Pipestone Creek is a 53.2 mi river in southwestern Minnesota and southeastern South Dakota.
==Course==
Pipestone Creek has a center branch as well as branches named "North" and "South". The creek (center branch) begins about 3 mi north of Holland (the high point of its watershed actually being underneath the north branch's watershed) and flows southwesterly, roughly following MN State Highway 23 for much of its early existence (also being known as County Ditch Number 1). The creek approaches the town of Pipestone from the east, but turns northwesterly just before Highway 23 meets U.S. Highway 75, with the creek going under both highways in rapid succession. Flowing through Pipestone National Monument, the creek passes over Winnewissa Falls, and then enters the adjacent State DNR controlled "Pipestone Wildlike Management Area" where a small "impoundment" (dam) forms "Indian Lake". The creek continues northwesterly until turning southwesterly just east of County Road 53. On the west side of County Rd 53, and on the North side of Country Rd 5, it is joined by the North branch, and on the south side of the same road, the South branch joins.
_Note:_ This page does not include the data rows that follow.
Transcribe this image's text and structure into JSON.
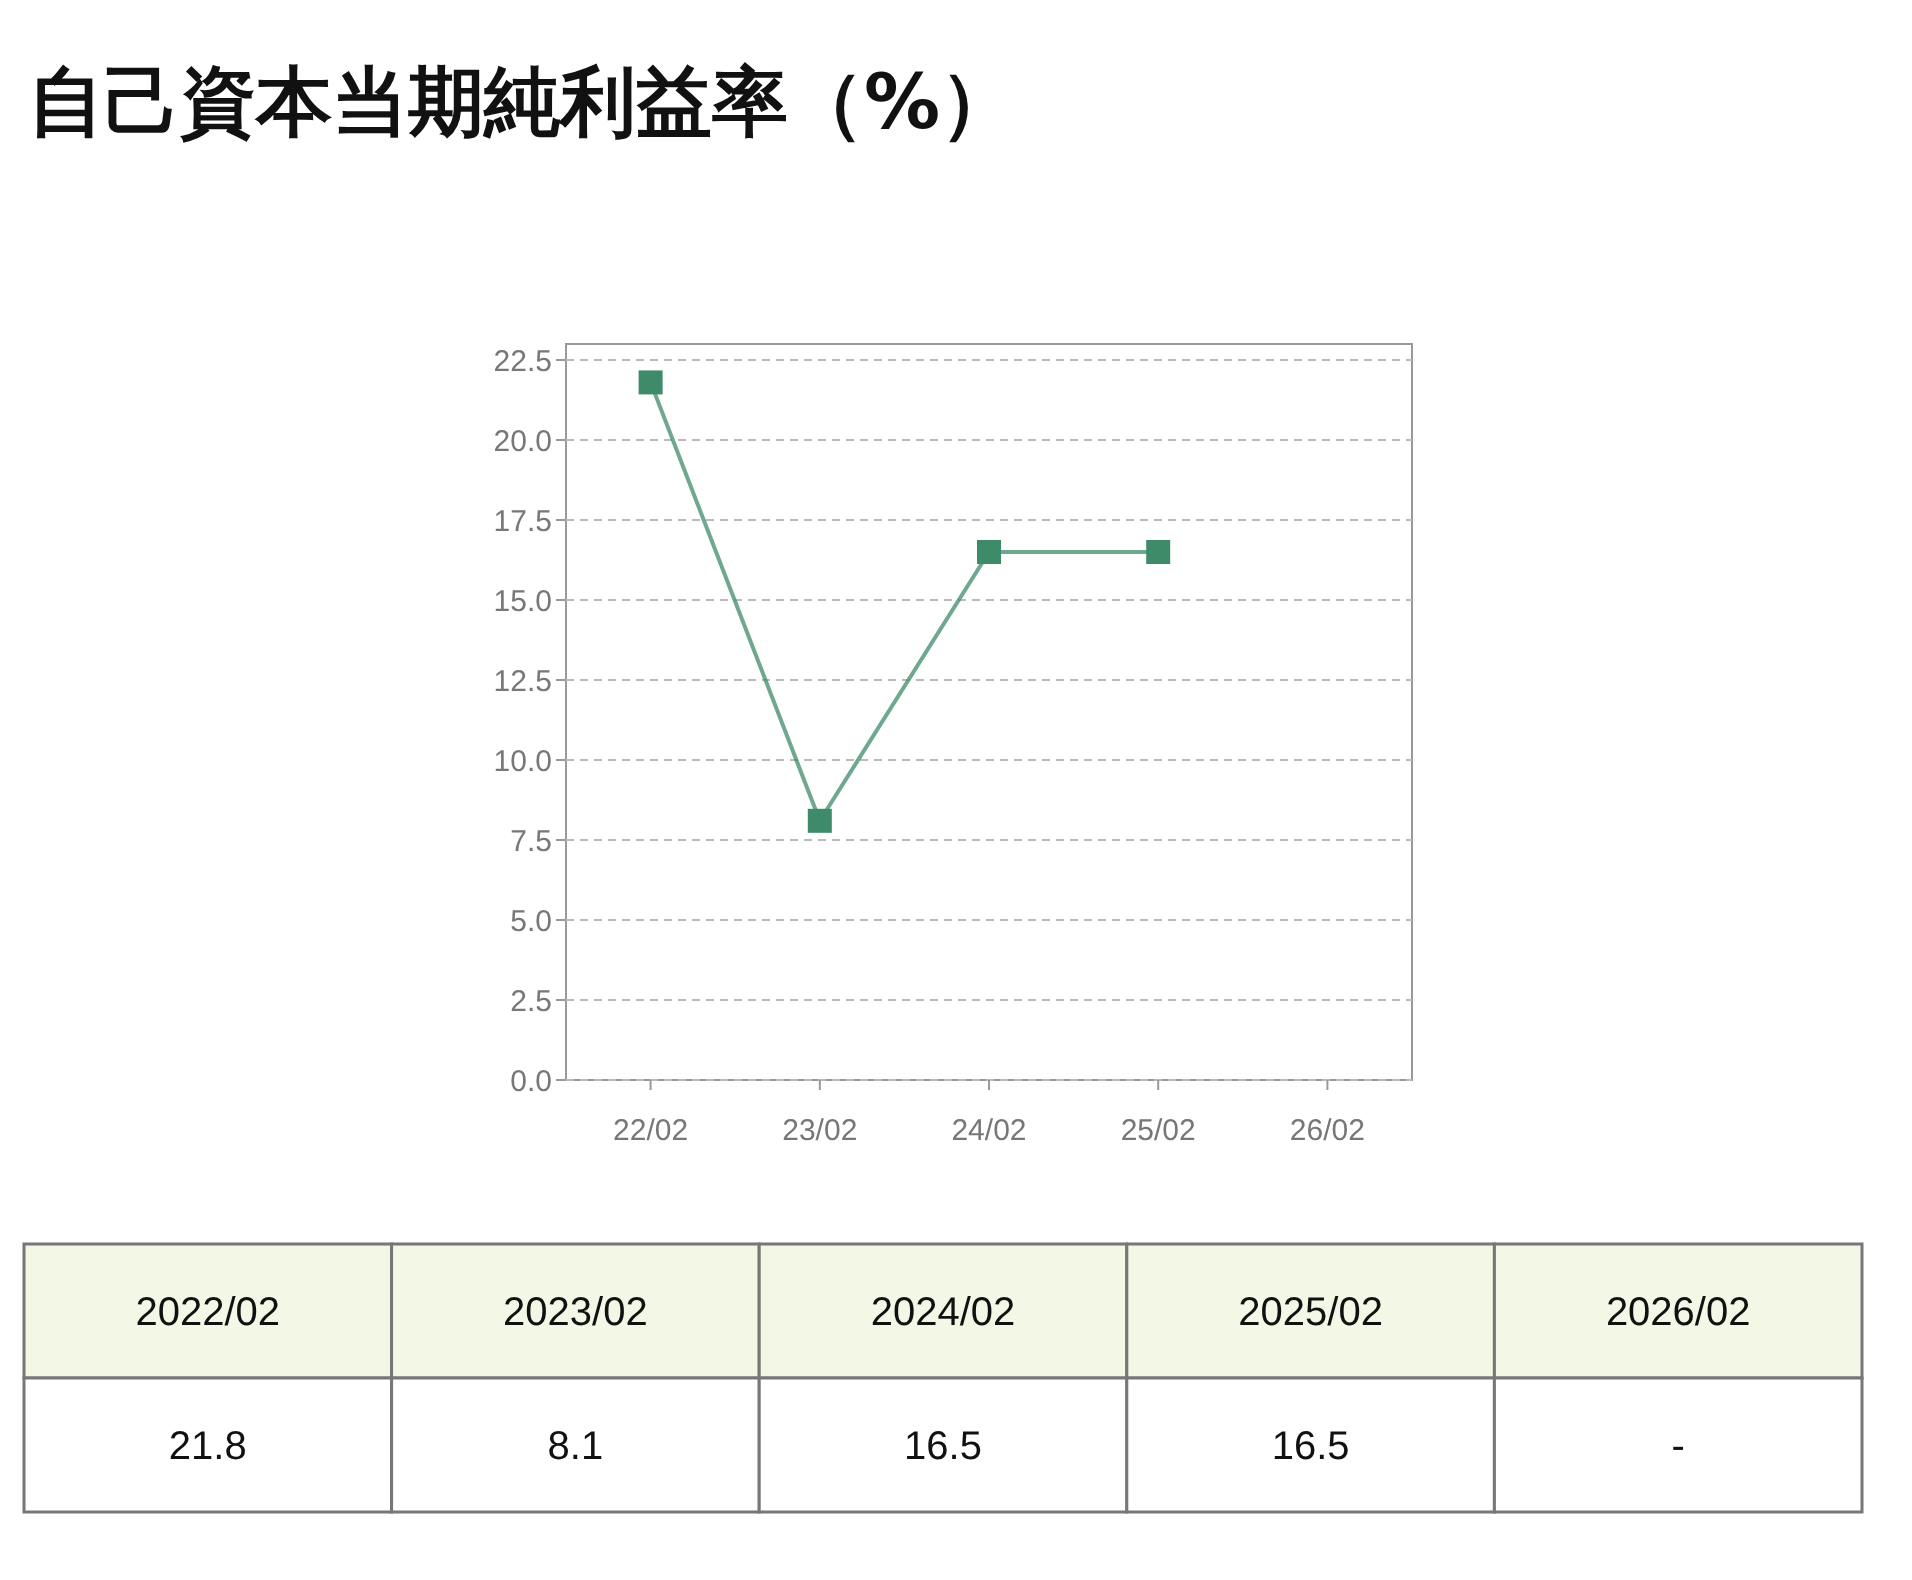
{
  "chart_data": {
    "type": "line",
    "title": "自己資本当期純利益率（%）",
    "categories": [
      "22/02",
      "23/02",
      "24/02",
      "25/02",
      "26/02"
    ],
    "series": [
      {
        "color": "#3d8b68",
        "values": [
          21.8,
          8.1,
          16.5,
          16.5,
          null
        ]
      }
    ],
    "value_labels": [
      "21.8",
      "8.1",
      "16.5",
      "16.5",
      "-"
    ],
    "annotations": [
      "2022/02",
      "2023/02",
      "2024/02",
      "2025/02",
      "2026/02"
    ],
    "ylim": [
      0,
      23
    ],
    "yticks": [
      {
        "value": 0,
        "label": "0.0"
      },
      {
        "value": 2.5,
        "label": "2.5"
      },
      {
        "value": 5,
        "label": "5.0"
      },
      {
        "value": 7.5,
        "label": "7.5"
      },
      {
        "value": 10,
        "label": "10.0"
      },
      {
        "value": 12.5,
        "label": "12.5"
      },
      {
        "value": 15,
        "label": "15.0"
      },
      {
        "value": 17.5,
        "label": "17.5"
      },
      {
        "value": 20,
        "label": "20.0"
      },
      {
        "value": 22.5,
        "label": "22.5"
      }
    ],
    "grid": "y",
    "marker": "square",
    "line_style": "solid"
  }
}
The creek continues southwesterly, and crosses the state line in South Dakota above the road known as 81st Street in Minnesota and 236th A Street in South Dakota. It does not travel far into South Dakota, but loops back into Minnesota, flowing into Split Rock Creek within a mile of the state line, this confluence about 3 miles north of Sherman, South Dakota, also being 3 miles south of Jasper, Minnesota. Split Rock Creek itself is a tributary of the Big Sioux River, which in turn flows via the Missouri River and Mississippi River to the Gulf of Mexico.

==History==
The creek was named for deposits of pipestone along its course.